Arthroscopically assisted approaches for CF fixation involving violation of the anterior area of the elbow have rarely been described, either to introduce a suture passer [2] or an “exchange rod” in a mini-open technique [20]. Our study presented an innovative technique combining the possibility to introduce a guide wire from the anteromedial part of the coronoid, under direct visual control, with a completely arthroscopic approach. The safety and reproducibility of this technique were demonstrated on a small set of cadaveric specimens.

As compared to the “exchange rod” technique recently proposed, this new approach abolishes completely the need of an anterior incision and a blunt dissection to the elbow capsule [20]. A further difference is that the aAM portal is created more medially than the described “10-mm incision transverse to the surface of the bicep tendon” [20]. This permits to avoid contact with neurovascular structures also without a blunt dissection to the elbow capsule. Safety and reproducibility of the approach are ensured by several tricks: using a cannulated system, inserting the K-wire in a “safe zone”, directing the K-wire perpendicularly to the long axis of the arm until contact with the anterior humeral cortex is achieved, and maintaining constant K-wire contact with the anterior humeral cortex until the elbow capsule is reached.

Delicate neurovascular structures are present in the anterior area of the elbow [16]: at the level of aAM portal creation, the brachial artery and the median nerve lie superficial in a groove between the biceps brachii and the brachialis bellies and follow the medial borer of the biceps brachii in anterolateral direction. At the bend of the elbow, the brachial artery sinks deeply into the anticubital fossa, where it divides in the radial and the ulnar arteries above the CP. The median nerve enters the antecubital fossa medial to the brachial artery and passes in the forearm between the two heads of pronator teres muscle.

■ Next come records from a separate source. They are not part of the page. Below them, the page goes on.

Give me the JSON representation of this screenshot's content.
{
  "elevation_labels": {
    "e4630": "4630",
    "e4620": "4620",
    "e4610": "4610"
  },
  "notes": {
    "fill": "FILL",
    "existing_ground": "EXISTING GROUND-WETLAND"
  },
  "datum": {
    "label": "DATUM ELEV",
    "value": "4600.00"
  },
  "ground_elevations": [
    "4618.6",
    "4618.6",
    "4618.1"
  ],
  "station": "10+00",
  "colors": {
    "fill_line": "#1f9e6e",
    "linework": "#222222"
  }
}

All lateral structures are considered safe with anteomedial approaches [9].

In the newly proposed approach, these structures are protected by creating the portal far away from the midline and directing the K-wire posteriorly, towards the humerus and perpendicularly to its long axis, until contact with the anterior cortex is felt. From this position, no neurovascular structures cross the K-wire trajectory to the elbow capsule, because they will all remain anterolateral to the K-wire. To guarantee maximal safety, we recommend furthermore to use a cannulated system and to bend the elbow joint when inserting the K-wire, so that tension on blood vessels and nerves is reduced.

Limitations of this study include that it is an anatomical study on a limited number of specimens; this does not allow differentiating between anatomical variants and may amplify bias related to technical aspects of the procedure. Moreover, the aim of this study was to evaluate the course of a guide wire to simulate CP fracture fixation and not to perform a complete CP fixation: for these reasons, no fracture was created and no screws were inserted: care must hence be taken when extrapolating these results in a real fracture setting, with possible associated lesions. Nevertheless, attention was paid in evaluating the specimens for any visible signs of previous trauma, gross instability, or deformity. Finally, this experimental setting was designed to evaluate the performance of an arthroscopic technique and no investigations were directed to the evaluation of possible alternative treatments.

Future anatomical studies to enlarge the sample size of this study and to evaluate the performance of this technique in simulations of different fracture types are expected.

Conclusions

The innovative, full-arthroscopic technique presented allows introducing safely an antegrade guide wire for arthroscopically assisted coronoid process fixation from an accessory anteromedial portal. This wire can guide the introduction of a retrograde cannulated screw from the dorsal ulna to the tip of the coronoid.

The safety and reproducibility of this technique were demonstrated on a set of cadaveric specimens: no neurovascular structures were damaged and a corridor between the brachialis muscle and the median intermuscular septum and the pronator teres could be identified as suitable for the guide-wire passage.